È all’insegna dell’eleganza e dello stile rinascimentale il presepe realizzato nella Cappella Sistina. Una rappresentazione fuori dagli schemi tradizionali, nata per commemorare il 500° anniversario della morte di Raffaello Sanzio — ricorrenza caduta nel 2020 — ma la cui esposizione è stata rimandata a quest’anno a causa della pandemia. Ideato, progettato ed eseguito dagli artisti Giuseppe Passeri ed Eva Antulov, ospita la riproduzione di architetture e stili presenti in alcune località italiane. In particolare, sulla parte destra si scorgono edifici e un pozzo che rimandano a San Gimignano, mentre in quella sinistra si vogliono ricordare Spoleto e San Gemini. In basso, i mercati rappresentano una porzione della seconda Loggia presente in Vaticano. Nella parte centrale è collocata la Natività, ospitata nel serapeo di Villa Adriana, come forse era ai tempi dell’imperatore Adriano, con all’interno degli affreschi simili a quelli che si trovano nella Villa romana di Moregine.

L’omaggio a Raffaello si percepisce un po’ ovunque nel presepe. Lo stesso artista è rappresentato mentre è seduto con tavolozza e pennello in mano nel suo studio a dipingere il suo autoritratto. E rimanda a lui anche l’affresco della Scuola di Atene, dipinto in piccolo dall’artista Antulov e collocato nel timpano del tempio, così come lo sfondo del presepe costituito da pannelli: il paesaggio è ispirato alla Disputa del Sacramento, tra gli affreschi principali di Raffaello presenti nella Stanza della Segnatura. Anche la Natività ha un riferimento all’artista, perché sia Maria, sia Giuseppe sono vestiti come nel celebre Sposalizio della Vergine.

Il presepe ha un colore di fondo ottenuto dal mallo delle noci, che è la base per tutte le altre miscele utilizzate per la tinta delle strutture delle case, dei templi, dei ruderi.

Grande attenzione è stata riservata ai materiali utilizzati: il legno, ricavato dall’albero di noce particolarmente pregiato, è stato adoperato anche per i listelli e le parti che costituiscono lo scheletro di quest’opera, mentre i mattoncini sono in sughero.

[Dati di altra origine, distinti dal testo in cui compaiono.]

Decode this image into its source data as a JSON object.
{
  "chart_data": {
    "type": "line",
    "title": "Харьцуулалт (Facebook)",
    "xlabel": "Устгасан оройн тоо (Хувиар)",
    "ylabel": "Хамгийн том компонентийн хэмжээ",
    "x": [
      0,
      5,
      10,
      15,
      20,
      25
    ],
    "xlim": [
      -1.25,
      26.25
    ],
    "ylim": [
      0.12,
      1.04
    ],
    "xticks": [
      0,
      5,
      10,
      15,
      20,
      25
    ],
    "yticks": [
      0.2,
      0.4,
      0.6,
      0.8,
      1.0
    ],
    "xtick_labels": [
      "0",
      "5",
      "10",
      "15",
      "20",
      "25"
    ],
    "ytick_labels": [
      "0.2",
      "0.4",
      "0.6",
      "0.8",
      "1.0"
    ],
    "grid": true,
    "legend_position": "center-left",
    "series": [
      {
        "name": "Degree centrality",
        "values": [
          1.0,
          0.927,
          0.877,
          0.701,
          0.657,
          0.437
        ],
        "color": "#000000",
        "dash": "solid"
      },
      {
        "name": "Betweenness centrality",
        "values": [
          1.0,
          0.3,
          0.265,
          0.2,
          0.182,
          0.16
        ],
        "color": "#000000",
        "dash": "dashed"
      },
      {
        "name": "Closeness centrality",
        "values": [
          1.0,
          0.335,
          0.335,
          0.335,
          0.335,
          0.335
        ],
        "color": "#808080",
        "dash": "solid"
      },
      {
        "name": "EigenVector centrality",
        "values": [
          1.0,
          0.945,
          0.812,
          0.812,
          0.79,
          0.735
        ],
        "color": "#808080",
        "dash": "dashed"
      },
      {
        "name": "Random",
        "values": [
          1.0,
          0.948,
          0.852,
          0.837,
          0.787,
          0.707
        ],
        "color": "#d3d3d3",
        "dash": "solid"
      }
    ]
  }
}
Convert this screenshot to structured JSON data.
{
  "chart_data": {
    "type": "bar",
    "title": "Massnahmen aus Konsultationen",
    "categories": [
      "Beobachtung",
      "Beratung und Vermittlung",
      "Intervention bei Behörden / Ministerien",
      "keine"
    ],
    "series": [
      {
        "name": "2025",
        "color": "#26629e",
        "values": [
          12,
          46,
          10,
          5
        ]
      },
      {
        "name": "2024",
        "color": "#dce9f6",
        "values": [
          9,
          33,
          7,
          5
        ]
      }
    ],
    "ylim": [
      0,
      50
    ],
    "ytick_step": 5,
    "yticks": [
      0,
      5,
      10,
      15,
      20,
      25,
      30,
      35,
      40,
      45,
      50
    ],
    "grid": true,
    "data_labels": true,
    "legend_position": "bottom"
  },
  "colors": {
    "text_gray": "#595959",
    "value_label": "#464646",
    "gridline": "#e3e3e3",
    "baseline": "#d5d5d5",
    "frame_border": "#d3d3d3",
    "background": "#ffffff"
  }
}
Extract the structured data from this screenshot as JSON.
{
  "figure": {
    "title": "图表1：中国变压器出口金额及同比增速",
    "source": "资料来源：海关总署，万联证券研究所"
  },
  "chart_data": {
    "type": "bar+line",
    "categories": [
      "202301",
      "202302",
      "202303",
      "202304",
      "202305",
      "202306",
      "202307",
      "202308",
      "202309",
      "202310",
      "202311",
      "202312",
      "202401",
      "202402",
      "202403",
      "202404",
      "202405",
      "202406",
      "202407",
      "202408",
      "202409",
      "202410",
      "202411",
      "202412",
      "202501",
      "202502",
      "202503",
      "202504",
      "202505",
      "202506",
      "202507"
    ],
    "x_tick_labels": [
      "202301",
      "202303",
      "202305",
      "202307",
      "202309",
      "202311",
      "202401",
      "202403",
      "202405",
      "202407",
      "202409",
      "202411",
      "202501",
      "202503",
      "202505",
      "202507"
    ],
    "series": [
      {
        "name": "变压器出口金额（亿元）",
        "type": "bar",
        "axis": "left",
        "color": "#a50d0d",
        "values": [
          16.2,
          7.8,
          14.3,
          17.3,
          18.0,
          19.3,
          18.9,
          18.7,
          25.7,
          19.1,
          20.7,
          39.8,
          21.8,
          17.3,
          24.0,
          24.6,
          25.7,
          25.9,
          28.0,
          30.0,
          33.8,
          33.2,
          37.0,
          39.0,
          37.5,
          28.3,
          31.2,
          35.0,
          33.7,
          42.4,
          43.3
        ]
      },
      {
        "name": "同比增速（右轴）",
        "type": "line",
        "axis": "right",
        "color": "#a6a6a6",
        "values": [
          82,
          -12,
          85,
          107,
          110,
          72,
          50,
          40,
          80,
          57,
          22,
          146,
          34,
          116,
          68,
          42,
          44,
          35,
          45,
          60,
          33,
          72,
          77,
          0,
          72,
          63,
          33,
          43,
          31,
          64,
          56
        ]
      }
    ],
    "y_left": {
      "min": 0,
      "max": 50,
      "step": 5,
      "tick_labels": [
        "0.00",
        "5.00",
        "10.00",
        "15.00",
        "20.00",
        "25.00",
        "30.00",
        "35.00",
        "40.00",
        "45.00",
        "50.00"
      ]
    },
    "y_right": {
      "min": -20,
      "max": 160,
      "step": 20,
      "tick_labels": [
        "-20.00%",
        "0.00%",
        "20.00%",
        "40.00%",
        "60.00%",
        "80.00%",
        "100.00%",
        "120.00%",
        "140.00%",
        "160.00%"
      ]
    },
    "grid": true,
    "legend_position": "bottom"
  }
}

Quest’ultimo materiale ha una particolarità: è stato raccolto dai rami secondari dalla sughera, che è una quercia, tenendo conto della sua specifica età. Questo ne determina una ridotta produzione di polvere nel taglio e un’elasticità e morbidezza che non si trova in altri esemplari simili.

Per la preparazione di colori si è ricorsi a procedimenti antichi. Per impreziosire il presepe, sono state inseriti dei minerali di pregio, come un raro diaspro rinvenuto nelle isole dell’arcipelago toscano e una bellissima serie di azzurriti che provengono dalla miniera di Alnif, a est di Bou-Azzer, in Marocco. Gli abiti dei personaggi sono stati realizzati dopo un accurato studio sui costumi dell’epoca rinascimentale, grazie anche alla collaborazione nella ricerca artistica di Jean Paul Troili.